Ah, Madame Hayat ! Difficile de ne pas en tomber amoureux. De ne pas se laisser séduire par elle comme le jeune Fazil, ce gosse de riches devenu pauvre du jour au lendemain, à cause d'un revers inattendu. Pauvre et passablement paumé. Solitaire cela va de soi. Le voilà figurant dans une émission de télévision pour gagner trois sous et poursuivre malgré tout ses études. C'est à cette occasion qu'il rencontre la très voluptueuse et très libre Mme Hayat qui l'initie au "Carpe diem". Il y a bien une autre femme, une jeune fille avec qui il lie une relation amicale et vaguement amoureuse. Ils ont beaucoup à partager. mais, malgré son jeune âge et sa beauté, à côté de Mme Hayat, elle ne fait pas le poids !

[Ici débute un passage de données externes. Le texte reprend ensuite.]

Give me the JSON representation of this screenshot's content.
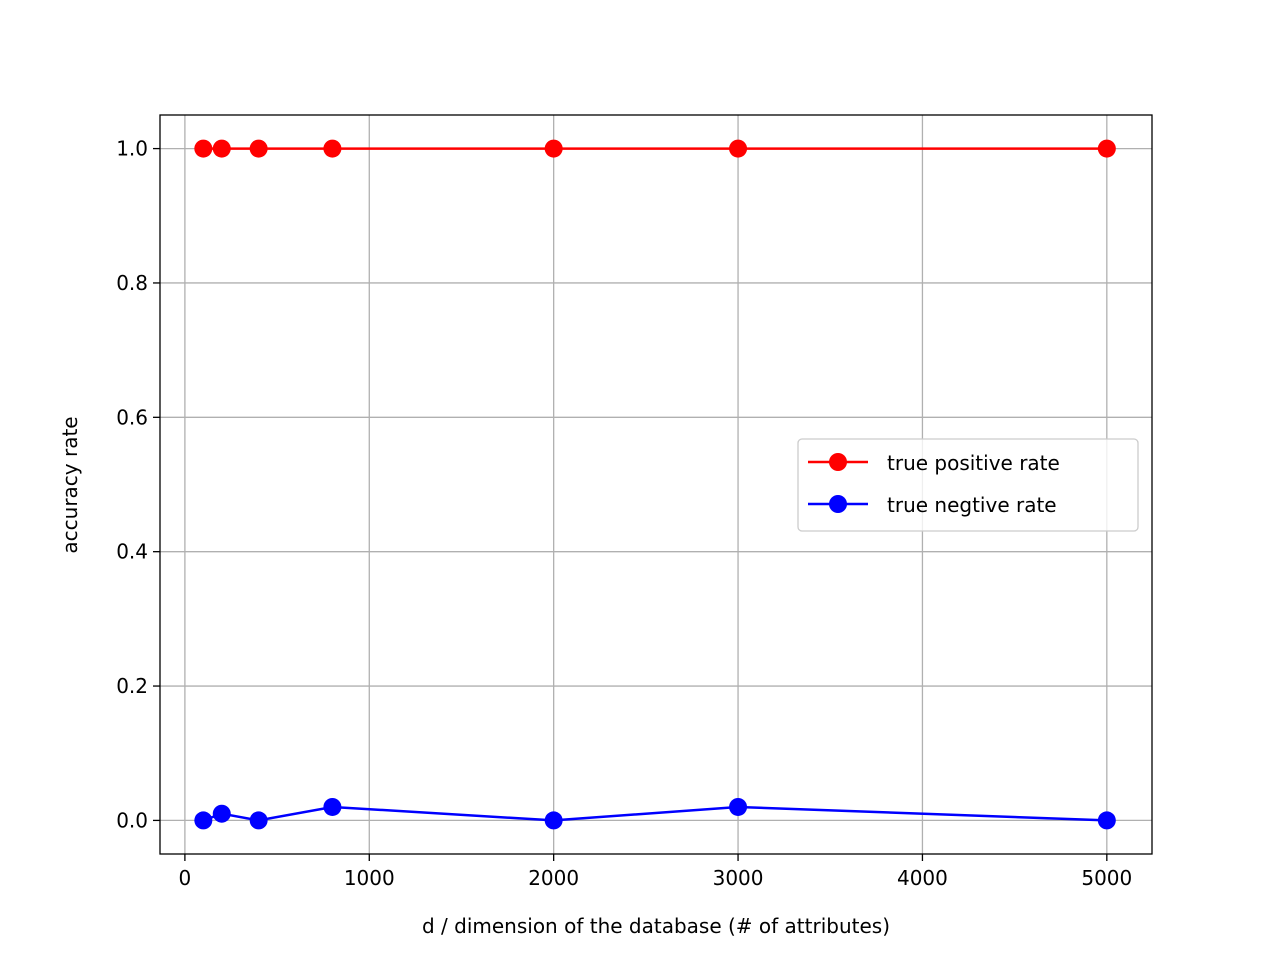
{
  "chart_data": {
    "type": "line",
    "xlabel": "d / dimension of the database (# of attributes)",
    "ylabel": "accuracy rate",
    "xlim": [
      -135,
      5245
    ],
    "ylim": [
      -0.05,
      1.05
    ],
    "grid": true,
    "legend_position": "center-right",
    "x_ticks": [
      0,
      1000,
      2000,
      3000,
      4000,
      5000
    ],
    "x_tick_labels": [
      "0",
      "1000",
      "2000",
      "3000",
      "4000",
      "5000"
    ],
    "y_ticks": [
      0.0,
      0.2,
      0.4,
      0.6,
      0.8,
      1.0
    ],
    "y_tick_labels": [
      "0.0",
      "0.2",
      "0.4",
      "0.6",
      "0.8",
      "1.0"
    ],
    "x": [
      100,
      200,
      400,
      800,
      2000,
      3000,
      5000
    ],
    "series": [
      {
        "name": "true positive rate",
        "color": "#ff0000",
        "values": [
          1.0,
          1.0,
          1.0,
          1.0,
          1.0,
          1.0,
          1.0
        ]
      },
      {
        "name": "true negtive rate",
        "color": "#0000ff",
        "values": [
          0.0,
          0.01,
          0.0,
          0.02,
          0.0,
          0.02,
          0.0
        ]
      }
    ]
  }
}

On aurait tort pourtant de croire qu'Ahmet Altan n'a rien d'autre à raconter que les ambivalences sentimentales d'un jeune-homme en quête de lui-même. Non, je crois que ce roman est à lire comme une fable, une parabole qui en termes déguisés nous parle de la Turquie. La femme aux cheveux couleurs de miel, si belle, si généreuse, cette femme que la vie a déjà pas mal bousculée, qui parfois disparaît sans que l'on sache pourquoi et toujours réapparaît, cette femme si libre, sans préjugé qui ne cesse de fasciner Fazil, n'est-elle pas l'image idéalisée d'un pays dont rêve l'écrivain alors emprisonné ? D'ailleurs Hayat n'est-il pas un prénom d'origine arabe signifiant "vie" ?
Et puis, à côté des trois personnages principaux, il y a dans ce roman tout un microcosme que fait vivre l'écrivain, gens du peuple réfugiés dans une pension un peu minable où chacun a sa chambre, mais partage cuisine et salle de bain. Au fil des pages on croise l'un ou l'autre de ces locataires : Tehvide, une gamine de 5 ans et son père, Gülsüm, le travesti, Mogambo, un grand noir qui vend des sacs à main, un "poète" qui n'écrit pas de poèmes mais rédige des libelles séditieux...Dans l'immeuble "personne ne commmandait, aucune autorité ne s'imposait, et pourtant chacun s'y sentait en parfaite sécurité." Le danger est dehors, lorsqu' interviennent les policiers ou les hommes aux bâtons, dont on se sait lesquels sont les plus brutaux. Capables les uns comme les autres de s'en prendre aux femmes, aux travestis, aux intellectuels et jusqu'aux professeurs d'université qui tentaient de prendre la défense de leurs étudiants.
Roman d'amour, roman d'éducation, roman politique, fresque sociale, Madame Hayat a certainement mérité son Prix Fémina étranger. En le lisant, j'ai parfois pensé à Roman Gary, écrivain humaniste s'il en est ! Et particulièrement apprécié le motif récurrent de la photo d'August Sanders, Trois fermiers s'en vont au bal. Parce qu'il y a comme ça dans la vie ou dans la littérature, des images qui vous marquent et que l'on n'oublie pas. Comme il y a des romans que l'on n'oublie pas.